Le confinement a-t-il eu un effet sur les biens recherchés par les acquéreurs? "Pas spécialement", pointe le CEO de Trevi, pour qui la demande ne devrait pas changer considérablement concernant l'immobilier résidentiel. "S'il y a des changements, cela viendra plutôt de l'immobilier corporate, avec une diminution de la surface de travail suite au homeworking. Pour le résidentiel, je suis intimement persuadé que les tendances qui étaient déjà inscrites avant la crise, et qui étaient très profondes, vont perdurer. C'est-à-dire la tendance à se diriger vers les centres urbains, les villes continueront donc à prendre de la croissance." 
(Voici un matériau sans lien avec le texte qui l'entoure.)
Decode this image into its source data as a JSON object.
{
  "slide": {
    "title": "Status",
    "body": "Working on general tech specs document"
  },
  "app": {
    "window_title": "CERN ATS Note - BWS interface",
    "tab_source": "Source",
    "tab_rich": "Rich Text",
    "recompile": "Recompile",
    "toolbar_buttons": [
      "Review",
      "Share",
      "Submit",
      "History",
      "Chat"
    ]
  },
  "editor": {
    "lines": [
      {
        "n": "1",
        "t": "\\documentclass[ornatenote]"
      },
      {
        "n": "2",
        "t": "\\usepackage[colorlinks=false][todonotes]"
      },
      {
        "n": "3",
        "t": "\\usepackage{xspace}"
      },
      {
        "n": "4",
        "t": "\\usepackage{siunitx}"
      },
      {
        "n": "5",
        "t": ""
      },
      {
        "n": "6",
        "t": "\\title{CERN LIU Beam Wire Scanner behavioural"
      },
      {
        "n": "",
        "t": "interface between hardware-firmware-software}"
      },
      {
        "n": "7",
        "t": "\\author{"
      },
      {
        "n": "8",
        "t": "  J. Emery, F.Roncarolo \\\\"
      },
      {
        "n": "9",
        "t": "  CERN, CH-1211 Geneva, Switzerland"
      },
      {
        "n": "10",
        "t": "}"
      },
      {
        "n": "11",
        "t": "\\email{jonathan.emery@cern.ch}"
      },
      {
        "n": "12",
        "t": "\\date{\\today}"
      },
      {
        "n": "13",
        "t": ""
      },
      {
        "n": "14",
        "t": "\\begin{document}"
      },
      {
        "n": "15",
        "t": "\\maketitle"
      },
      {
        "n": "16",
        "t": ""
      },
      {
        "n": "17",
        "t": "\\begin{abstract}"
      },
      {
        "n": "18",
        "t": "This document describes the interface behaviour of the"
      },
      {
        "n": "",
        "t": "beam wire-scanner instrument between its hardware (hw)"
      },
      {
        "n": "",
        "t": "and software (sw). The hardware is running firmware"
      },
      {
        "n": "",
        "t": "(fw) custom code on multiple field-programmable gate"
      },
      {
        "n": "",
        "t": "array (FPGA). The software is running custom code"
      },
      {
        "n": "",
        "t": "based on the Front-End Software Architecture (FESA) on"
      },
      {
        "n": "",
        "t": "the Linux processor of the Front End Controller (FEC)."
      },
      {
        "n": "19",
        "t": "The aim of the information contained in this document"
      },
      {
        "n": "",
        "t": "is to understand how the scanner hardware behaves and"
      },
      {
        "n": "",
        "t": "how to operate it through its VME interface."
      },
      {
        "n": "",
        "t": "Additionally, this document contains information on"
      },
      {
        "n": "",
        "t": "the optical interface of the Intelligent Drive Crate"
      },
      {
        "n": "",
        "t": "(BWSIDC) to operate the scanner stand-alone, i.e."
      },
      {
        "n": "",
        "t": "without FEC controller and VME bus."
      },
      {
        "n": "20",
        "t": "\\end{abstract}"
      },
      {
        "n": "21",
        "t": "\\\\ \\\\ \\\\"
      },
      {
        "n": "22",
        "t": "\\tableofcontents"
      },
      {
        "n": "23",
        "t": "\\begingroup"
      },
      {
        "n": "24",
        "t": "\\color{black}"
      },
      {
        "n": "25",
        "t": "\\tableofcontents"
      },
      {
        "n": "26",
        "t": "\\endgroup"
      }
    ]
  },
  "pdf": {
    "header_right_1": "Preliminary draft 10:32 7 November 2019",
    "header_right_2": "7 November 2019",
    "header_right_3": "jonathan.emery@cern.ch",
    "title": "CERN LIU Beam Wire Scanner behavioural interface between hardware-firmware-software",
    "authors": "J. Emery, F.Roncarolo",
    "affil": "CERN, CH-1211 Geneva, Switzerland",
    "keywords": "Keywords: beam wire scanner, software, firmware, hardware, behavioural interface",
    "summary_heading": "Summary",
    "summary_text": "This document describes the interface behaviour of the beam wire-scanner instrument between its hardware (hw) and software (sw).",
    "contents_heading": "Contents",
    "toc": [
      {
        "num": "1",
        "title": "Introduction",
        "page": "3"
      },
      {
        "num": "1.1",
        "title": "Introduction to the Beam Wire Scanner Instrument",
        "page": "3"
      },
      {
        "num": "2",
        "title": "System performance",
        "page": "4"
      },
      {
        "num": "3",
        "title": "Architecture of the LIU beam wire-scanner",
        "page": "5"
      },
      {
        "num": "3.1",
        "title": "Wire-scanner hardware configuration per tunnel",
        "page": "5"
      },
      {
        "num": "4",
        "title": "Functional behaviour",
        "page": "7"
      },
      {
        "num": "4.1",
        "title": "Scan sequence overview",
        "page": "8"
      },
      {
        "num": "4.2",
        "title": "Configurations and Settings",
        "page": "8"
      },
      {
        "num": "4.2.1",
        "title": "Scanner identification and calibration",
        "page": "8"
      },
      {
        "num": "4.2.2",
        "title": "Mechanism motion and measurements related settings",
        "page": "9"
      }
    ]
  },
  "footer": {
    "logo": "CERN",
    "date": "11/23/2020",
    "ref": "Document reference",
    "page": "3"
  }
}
Aymeric Francqui croit, lui aussi, aux grandes tendances. "Il n'y aura pas de changement drastique pour l'immobilier résidentiel. Les quartiers et les biens qui étaient déjà prisés le sont toujours", observe-t-il sur le terrain. Toutefois, "un bien qui n'avait pas d'espace extérieur sera encore plus pénalisé qu'hier", relève-t-il, tout comme son confrère Guillaume Pinte: "Les candidats sont beaucoup plus soucieux d'avoir une terrasse, un jardin et même une chambre supplémentaire."